Senin, 05 Mei 2014

Jika Hidup Rentetan Masalah

"Terkadang hidup hanyalah rentetan masalah."

*

  Begitulah bagaimana aku memandang, melihat, dan memahami bahwa hidup hanyalah rentetan masalah yang tak pernah ada habisnya sebelum aku membunuh diri ini atau seseorang membunuhku atau malaikat maut mencabik-cabikku dengan jijik.

  Sebenarnya tak selamanya aku menata hidup seperti itu. Semua pandangan itu hanya muncul ketika aku mengalami masalah paling berat, kalau pada sebuah konflik, ini bagian klimaks. Di mana aku seolah nggak pernah tahu apa itu kata bahagia.

  Saat konflik menuju klimaks. Emosi seperti sampah, kotor, tak guna. Bahkan lebih hina dari sampah. Sekarang harus apa? Aku nggak pernah tahu. Hanya satu yang aku tahu, aku dalam masalah yang kuyakin tak akan berakhir sampai sini, aku ada masalah-masalah berikutnya.

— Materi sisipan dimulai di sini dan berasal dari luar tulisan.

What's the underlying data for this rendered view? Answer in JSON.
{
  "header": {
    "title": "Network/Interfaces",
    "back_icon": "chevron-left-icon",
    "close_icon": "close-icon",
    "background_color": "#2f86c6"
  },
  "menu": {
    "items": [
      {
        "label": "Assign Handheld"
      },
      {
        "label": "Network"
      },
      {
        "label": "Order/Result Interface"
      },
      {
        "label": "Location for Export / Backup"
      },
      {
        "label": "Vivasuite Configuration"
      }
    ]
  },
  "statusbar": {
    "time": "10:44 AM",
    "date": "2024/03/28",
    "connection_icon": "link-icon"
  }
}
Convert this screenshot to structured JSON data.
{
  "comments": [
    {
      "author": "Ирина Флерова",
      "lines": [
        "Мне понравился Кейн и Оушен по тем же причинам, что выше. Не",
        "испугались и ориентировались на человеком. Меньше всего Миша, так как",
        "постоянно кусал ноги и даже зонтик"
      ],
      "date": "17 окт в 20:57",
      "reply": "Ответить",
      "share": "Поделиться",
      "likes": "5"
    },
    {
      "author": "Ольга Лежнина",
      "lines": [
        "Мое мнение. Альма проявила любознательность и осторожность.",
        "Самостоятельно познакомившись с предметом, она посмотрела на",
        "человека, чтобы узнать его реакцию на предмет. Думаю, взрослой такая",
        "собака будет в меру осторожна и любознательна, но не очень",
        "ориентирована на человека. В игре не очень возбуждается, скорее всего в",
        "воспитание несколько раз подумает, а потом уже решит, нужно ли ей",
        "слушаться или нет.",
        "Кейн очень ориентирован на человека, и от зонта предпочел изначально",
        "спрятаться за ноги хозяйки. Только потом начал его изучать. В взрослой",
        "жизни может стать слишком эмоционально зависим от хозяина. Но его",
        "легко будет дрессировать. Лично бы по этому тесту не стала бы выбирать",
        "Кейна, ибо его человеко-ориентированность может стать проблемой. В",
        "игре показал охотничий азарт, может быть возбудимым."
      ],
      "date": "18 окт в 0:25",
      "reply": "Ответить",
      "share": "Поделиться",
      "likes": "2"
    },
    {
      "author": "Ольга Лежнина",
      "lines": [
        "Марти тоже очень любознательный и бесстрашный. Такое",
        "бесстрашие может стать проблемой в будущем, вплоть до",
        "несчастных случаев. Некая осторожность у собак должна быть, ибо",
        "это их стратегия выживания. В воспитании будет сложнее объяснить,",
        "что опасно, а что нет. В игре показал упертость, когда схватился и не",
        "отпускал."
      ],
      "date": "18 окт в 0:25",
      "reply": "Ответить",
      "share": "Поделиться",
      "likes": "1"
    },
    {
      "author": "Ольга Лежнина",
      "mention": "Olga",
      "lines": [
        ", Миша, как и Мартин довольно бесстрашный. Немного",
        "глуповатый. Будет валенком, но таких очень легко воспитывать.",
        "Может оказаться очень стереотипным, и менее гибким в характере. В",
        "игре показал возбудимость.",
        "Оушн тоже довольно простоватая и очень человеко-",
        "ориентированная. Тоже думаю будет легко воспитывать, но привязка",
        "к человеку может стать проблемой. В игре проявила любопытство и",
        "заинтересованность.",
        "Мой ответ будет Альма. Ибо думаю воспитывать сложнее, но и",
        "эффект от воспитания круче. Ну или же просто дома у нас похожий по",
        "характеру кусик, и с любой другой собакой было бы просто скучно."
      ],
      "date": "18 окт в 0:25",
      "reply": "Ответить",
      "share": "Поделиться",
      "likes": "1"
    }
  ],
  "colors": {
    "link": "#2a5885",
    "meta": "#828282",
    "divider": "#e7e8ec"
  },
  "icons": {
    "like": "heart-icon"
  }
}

  Entah kenapa, akhir-akhir ini populasi masalah semakin banyak. Walau beribu cara aku membasmi, hidup ini seolah mengatakan itulah aksioma. Setiap langkah adalah pilihan. Ya, itu benar, tapi setiap pilihan itu akan memulai sebuah masalah baru.

  Jadi, bisa aku simpulkan pilihan adalah masalah. Setiap yang kita lakukan pasti akan menuai masalah. Ya, walau itu hanya pandang ketika aku sedang berada di ujung tebing tertinggi dan diberi dua pilihan. Terus di sana hingga napasmu habis, atau melompat dan merasakan kematian lebih cepat.

  Bisa dikatakan, bertahan pada masalah itu atau melarikan diri. Kalau bodohnya, bunuh diri. Ya seperti itulah sampah ini terjadi. Emosi yang beraduk, ingin sedih tapi seperti orang bodoh. Ingin marah tapi pada siapa?

  Dan sekarang itulah aku. Di ujung tebing tertinggi dan menjadi bodoh. Tapi, sepertinya ada satu jalan turun. Ya, menuruni gunung itu dengan berjalan kaki. Hanya saja, aku tak tahu ke mana arah yang harus kutuju agar tak tersesat?

  Persetan dengan masalah. Terkadang kamu diam saja kamu mendapatkan masalah. Kamu berusaha, kamu malah dapat masalah. Kamu bersyukur, kamu juga akan diberikan masalah.. Aku akan menuai tawa, masalah ini tak akan pernah habis dan saling beruntut.

  Ah, sebenarnya aku tak mau mengeluh. Hanya saja ini sepertinya cukup meluapkan apa yang kupusingkan. Mungkin setelah ini aku harus bersujud syukur. Karena aku masih bermasalah. Berarti aku masih hidup. Dan tak penting seberapa banyak masalah yang aku dapati, terpenting seberapa banyak yang aku selesaikan.

  Ya, maaf saja mencoba menghibur diri. Sujud syukur deh ya. Terkadang orang mati menyesal, ia telah mati saat ia hanya menghabiskan waktunya untuk suatu masalah dan terus mempermasalahkannya. Bukannya, menyelesaikannya.